Top: Poster for Torch Song Trilogy. Bottom, left to right: Harvey Fierstein with Joel Crothers & Matthew Broderick; John Glines; Harvey Fierstein, Court Miller, & Estelle Getty
In getting the 'Dark Monday' post together last night, featuring Betty Buckley and the Broadway cast of 'CATS', I also remembered the other incredible event of the 1983 Tony Awards broadcast. I had just moved to Manhattan a few months before, joining Bill to start a new life. We were in a sublet on West End Avenue on the Upper West Side, trying to find an apartment we could afford. We went to a Tony party, and I know I was hoping 'Torch Song Trilogy', an incredible play written by and starring Harvey Fierstein, would win Best Play. I was lucky enough to see it on more than one occasion, a perk of having a boyfriend working at an Off-Broadway theater, and later working at that same theater. But it was nominated in a strong category, with Lanford Wilson's 'Angel's Fall', Marsha Norman's ''night Mother', and David Hare's 'Plenty'. When Harvey won the Tony for Best Leading Actor in a Play, many thought he would not be called out again. But when the time came, we all took a moment to watch as the Tony Award for Best Play was announced.
As the winner was announced, there was joy in the room filled with theater boys, all happy the play was recognized. When producer John Glines spoke, there was an amazing hush, because we were all amazed what he had said. For the first time on the Tony Awards broadcast, a gay man not only acknowledged he was gay, he also thanked his lover. On national television. In 1983. It was like there was a collective intake of breath, we were all so surprised. Glines mentioned his partner, Lawrence Lane, and called him his lover! This was just thirty years ago, yet it seems much longer than that. The gay community was reeling over the reports of the 'Gay Cancer' that was wreaking havoc, and many were frightened. President Ronald Reagan was in office, and he and his administration refused to mention the pandemic, even after it was labeled as AIDS over a year after the 'discovery' of the problem. There was no talk of marriage equality, we were struggling to find a hope that equality of any kind would be coming. Fourteen years after the Stonewall Riots, it seemed as though little progress was made. In fact, many were still recovering from the murder of San Francisco Supervisor Harvey Milk, and the travesty of justice that was the trial of Dan White, whose defense that a junk food binge made him kill Mayor Moscone and Supervisor Milk. To think of how monumental this speech by John Glines felt at the time, it is hard to express.

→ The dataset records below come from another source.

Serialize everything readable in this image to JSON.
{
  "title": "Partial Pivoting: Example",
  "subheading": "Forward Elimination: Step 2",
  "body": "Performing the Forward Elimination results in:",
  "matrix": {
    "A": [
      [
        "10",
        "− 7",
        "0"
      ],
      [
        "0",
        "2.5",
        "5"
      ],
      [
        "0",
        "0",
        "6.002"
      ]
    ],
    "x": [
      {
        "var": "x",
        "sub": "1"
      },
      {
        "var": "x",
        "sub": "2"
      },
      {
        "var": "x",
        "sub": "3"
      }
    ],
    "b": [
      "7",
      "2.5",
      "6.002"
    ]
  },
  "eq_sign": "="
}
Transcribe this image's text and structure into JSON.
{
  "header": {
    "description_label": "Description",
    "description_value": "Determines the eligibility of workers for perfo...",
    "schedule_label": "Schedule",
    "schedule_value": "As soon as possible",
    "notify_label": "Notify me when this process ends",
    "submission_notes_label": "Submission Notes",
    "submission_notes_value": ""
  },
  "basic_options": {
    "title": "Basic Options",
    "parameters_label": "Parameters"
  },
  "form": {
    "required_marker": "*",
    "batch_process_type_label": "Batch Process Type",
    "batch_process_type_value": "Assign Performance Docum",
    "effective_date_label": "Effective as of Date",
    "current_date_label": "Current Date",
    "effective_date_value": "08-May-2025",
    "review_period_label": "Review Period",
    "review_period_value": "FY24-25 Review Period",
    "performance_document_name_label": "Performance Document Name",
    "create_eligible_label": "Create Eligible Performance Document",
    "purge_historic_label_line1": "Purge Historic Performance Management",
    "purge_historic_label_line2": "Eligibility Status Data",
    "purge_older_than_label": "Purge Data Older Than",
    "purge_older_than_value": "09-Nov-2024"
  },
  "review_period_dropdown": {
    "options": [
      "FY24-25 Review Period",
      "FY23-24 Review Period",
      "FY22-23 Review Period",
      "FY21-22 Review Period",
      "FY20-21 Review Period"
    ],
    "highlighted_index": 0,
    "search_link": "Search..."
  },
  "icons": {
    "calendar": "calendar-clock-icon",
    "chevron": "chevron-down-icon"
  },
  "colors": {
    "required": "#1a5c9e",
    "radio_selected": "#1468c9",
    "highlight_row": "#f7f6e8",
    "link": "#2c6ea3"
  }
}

Left, The Duplex. Right, Marie's Crisis Cafe.
A few years later I did meet John Glines, and actually spend some time with him socially with a few friends. I remember John to be such a sweet and kind man, and I was able to tell him how much his speech at the Tony Awards meant to me, and to so many in the theater community, and really to so many kids watching the telecast, realizing they were not alone in this world. John was happy I said something, but really just wanted to have some fun. We'd go with my friend Tracy to the Lion's Head, and then to either The Duplex or Marie's Crisis, and often end up at the Five Oaks. We'd drink, sing at the piano bars, or maybe just sit back and people watch. Looking back, it is amazing to see how far we've come. We have a president who not only have mentioned the LGBT community, but has worked to bring about change. Marriage equality is becoming more common place, and "Don't Ask, Don't Tell" is a thing of the past. Neil Patrick Harris can host the Tony Awards, singing songs about how the show is "Not Just For Gays Anymore", and speak of being a parent, and shock no one. But in June of 1983, John Glines made people sit up and take notice of his speech on the Tony Awards.